La expresión más famosa sobre la Iglesia es «la una, santa, católica y apostólica Iglesia» del Símbolo Niceno-Constantinopolitano. Esta descripción condensada presupone siglos de experiencia eclesial en la liturgia, el ascetismo, el martirio y el intento de establecer normas para los sacramentos. Estas cuatro características se consideran las notas o propiedades de la Iglesia.
Una
La unidad de la Iglesia se inspira en la vida interna de la Trinidad, de la cual fluyen toda gracia, vida y unidad en la diferencia. Esta unión permite un modelo de «iguales pero diferentes» entre las Iglesias locales y también explica el taxis (orden) o la unión gradual, en vista de la monarquía del Padre. La Iglesia es una realidad que es a la vez visible e invisible, sin dualismos divisivos.
Santa
La santidad es la primera cualificación asociada a la Iglesia en los credos. La santidad apunta a la integridad tanto en el tiempo (apostolicidad, que se remonta sincrónicamente a los Apóstoles) como en el espacio (catolicidad, que crea unidad diacrónicamente entre las diversas Iglesias locales).
Católica
La catolicidad de la Iglesia se refiere a su universalidad. San Ignacio de Antioquía, por ejemplo, enfatizó que la Eucaristía no solo convierte a la comunidad local en Iglesia, sino que la convierte en la Iglesia católica, es decir, el cuerpo de Cristo pleno e integral.
Existe una tensión teológica en la relación entre la Iglesia local y la universal. Mientras que algunos, como John Zizioulas, insisten en que la Iglesia local es la única entidad que merece el título de «Iglesia» en el sentido pleno, ya que la Iglesia está intrínsecamente ligada a la asamblea eucarística concreta bajo un obispo, otros, como Joseph Ratzinger, enfatizan que la Iglesia universal es ontológica y temporalmente anterior a las Iglesias locales. Para Ratzinger, cada Iglesia local recibe su ser de la Iglesia universal, y este elemento de recepción es fundamental, llamándolo «sacramento».
Apostólica
La apostolicidad de la Iglesia significa que se remonta a los Apóstoles como los primeros testigos de la verdad. Escritos tempranos sobre la disciplina eclesiástica, como la Didaché y las Constituciones Apostólicas, reclaman apostolicidad para salvaguardar la integridad de la Iglesia. Padres de la Iglesia como San Ireneo y Tertuliano se referían a la regla de fe o el criterio de verdad como la apostolicidad de la Iglesia, volviendo a los orígenes. La mejor manera de asegurar que la verdad que se posee se remonta a lo que proclamaron los Apóstoles es seguir la sucesión de las sedes apostólicas, cuyo obispo es el sucesor directo de los Apóstoles.

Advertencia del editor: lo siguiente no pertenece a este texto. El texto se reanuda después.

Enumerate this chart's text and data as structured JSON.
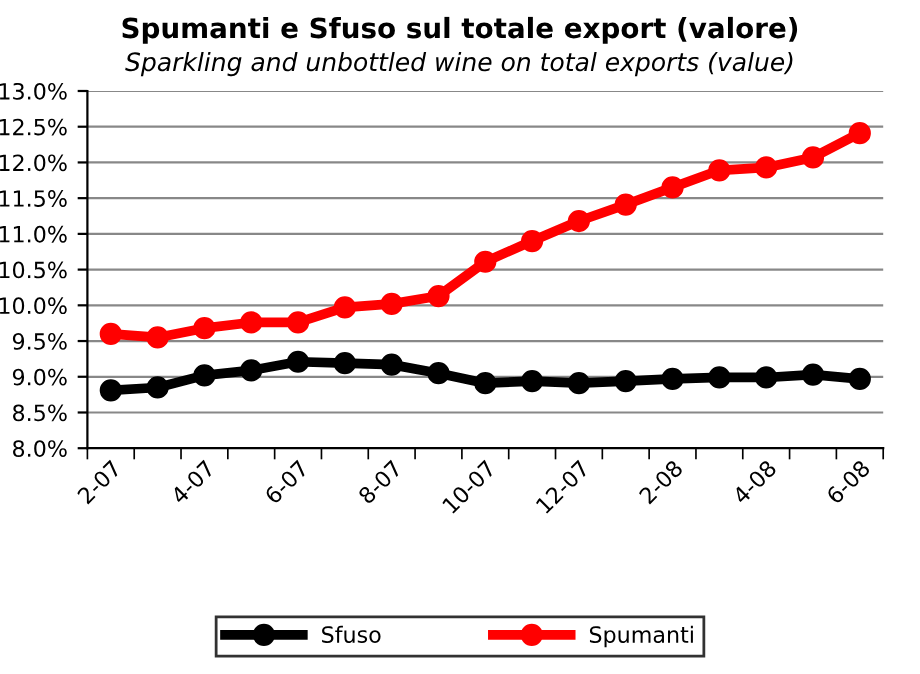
{
  "chart_data": {
    "type": "line",
    "title": "Spumanti e Sfuso sul totale export (valore)",
    "subtitle": "Sparkling and unbottled wine on total exports (value)",
    "categories": [
      "2-07",
      null,
      "4-07",
      null,
      "6-07",
      null,
      "8-07",
      null,
      "10-07",
      null,
      "12-07",
      null,
      "2-08",
      null,
      "4-08",
      null,
      "6-08"
    ],
    "series": [
      {
        "name": "Sfuso",
        "color": "#000000",
        "values": [
          8.81,
          8.85,
          9.02,
          9.09,
          9.21,
          9.19,
          9.17,
          9.05,
          8.91,
          8.94,
          8.91,
          8.94,
          8.97,
          8.99,
          8.99,
          9.03,
          8.97
        ]
      },
      {
        "name": "Spumanti",
        "color": "#ff0000",
        "values": [
          9.6,
          9.55,
          9.68,
          9.76,
          9.76,
          9.97,
          10.02,
          10.13,
          10.61,
          10.9,
          11.18,
          11.41,
          11.65,
          11.89,
          11.93,
          12.07,
          12.41
        ]
      }
    ],
    "ylim": [
      8.0,
      13.0
    ],
    "yticks": [
      {
        "value": 8.0,
        "label": "8.0%"
      },
      {
        "value": 8.5,
        "label": "8.5%"
      },
      {
        "value": 9.0,
        "label": "9.0%"
      },
      {
        "value": 9.5,
        "label": "9.5%"
      },
      {
        "value": 10.0,
        "label": "10.0%"
      },
      {
        "value": 10.5,
        "label": "10.5%"
      },
      {
        "value": 11.0,
        "label": "11.0%"
      },
      {
        "value": 11.5,
        "label": "11.5%"
      },
      {
        "value": 12.0,
        "label": "12.0%"
      },
      {
        "value": 12.5,
        "label": "12.5%"
      },
      {
        "value": 13.0,
        "label": "13.0%"
      }
    ],
    "grid": "y",
    "legend": "bottom",
    "marker": "circle",
    "line_style": "solid"
  }
}
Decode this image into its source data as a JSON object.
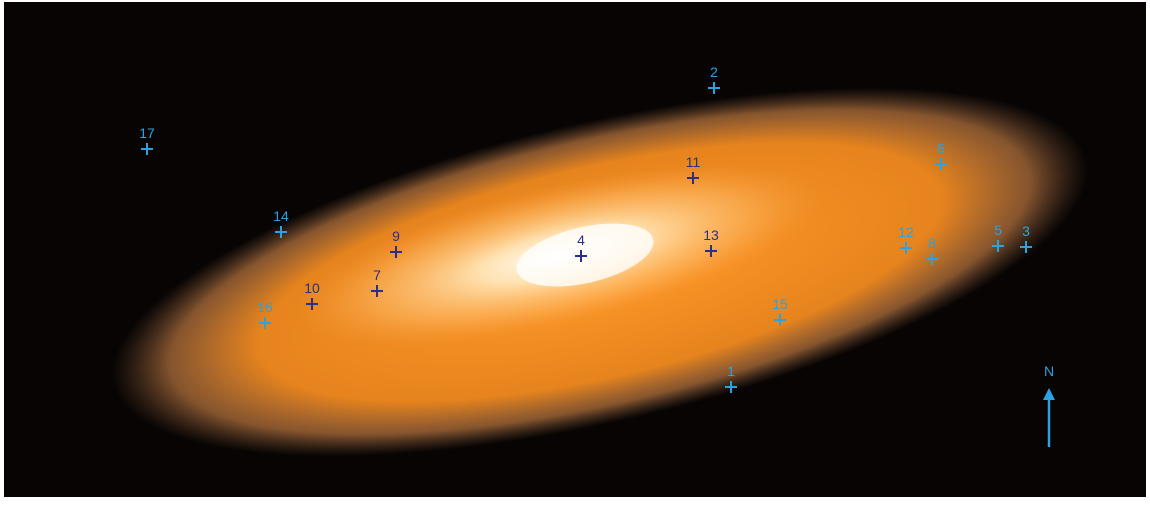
{
  "image": {
    "markers": [
      {
        "label": "1",
        "color": "#2aa3e0"
      },
      {
        "label": "2",
        "color": "#2aa3e0"
      },
      {
        "label": "3",
        "color": "#2aa3e0"
      },
      {
        "label": "4",
        "color": "#2b2f8a"
      },
      {
        "label": "5",
        "color": "#2aa3e0"
      },
      {
        "label": "6",
        "color": "#2aa3e0"
      },
      {
        "label": "7",
        "color": "#2b2f8a"
      },
      {
        "label": "8",
        "color": "#2aa3e0"
      },
      {
        "label": "9",
        "color": "#2b2f8a"
      },
      {
        "label": "10",
        "color": "#2b2f8a"
      },
      {
        "label": "11",
        "color": "#2b2f8a"
      },
      {
        "label": "12",
        "color": "#2aa3e0"
      },
      {
        "label": "13",
        "color": "#2b2f8a"
      },
      {
        "label": "14",
        "color": "#2aa3e0"
      },
      {
        "label": "15",
        "color": "#2aa3e0"
      },
      {
        "label": "16",
        "color": "#2aa3e0"
      },
      {
        "label": "17",
        "color": "#2aa3e0"
      }
    ],
    "compass": {
      "label": "N",
      "color": "#2aa3e0"
    }
  }
}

La Iglesia es la nueva asamblea sinaítica, una comunidad de acción de gracias por la alianza renovada entre Dios e Israel, un pueblo sacerdotal y real que comprende a judíos y gentiles bajo un solo Señor. Participa en la alianza efectuada por la auto-ofrenda de Dios al hombre y del hombre a Dios en la persona de Jesucristo. La Iglesia, al participar en esta ofrenda, es el cuerpo místico del cual Cristo es la cabeza y la familia de todos aquellos que, por adopción, comparten su relación filial con el Padre.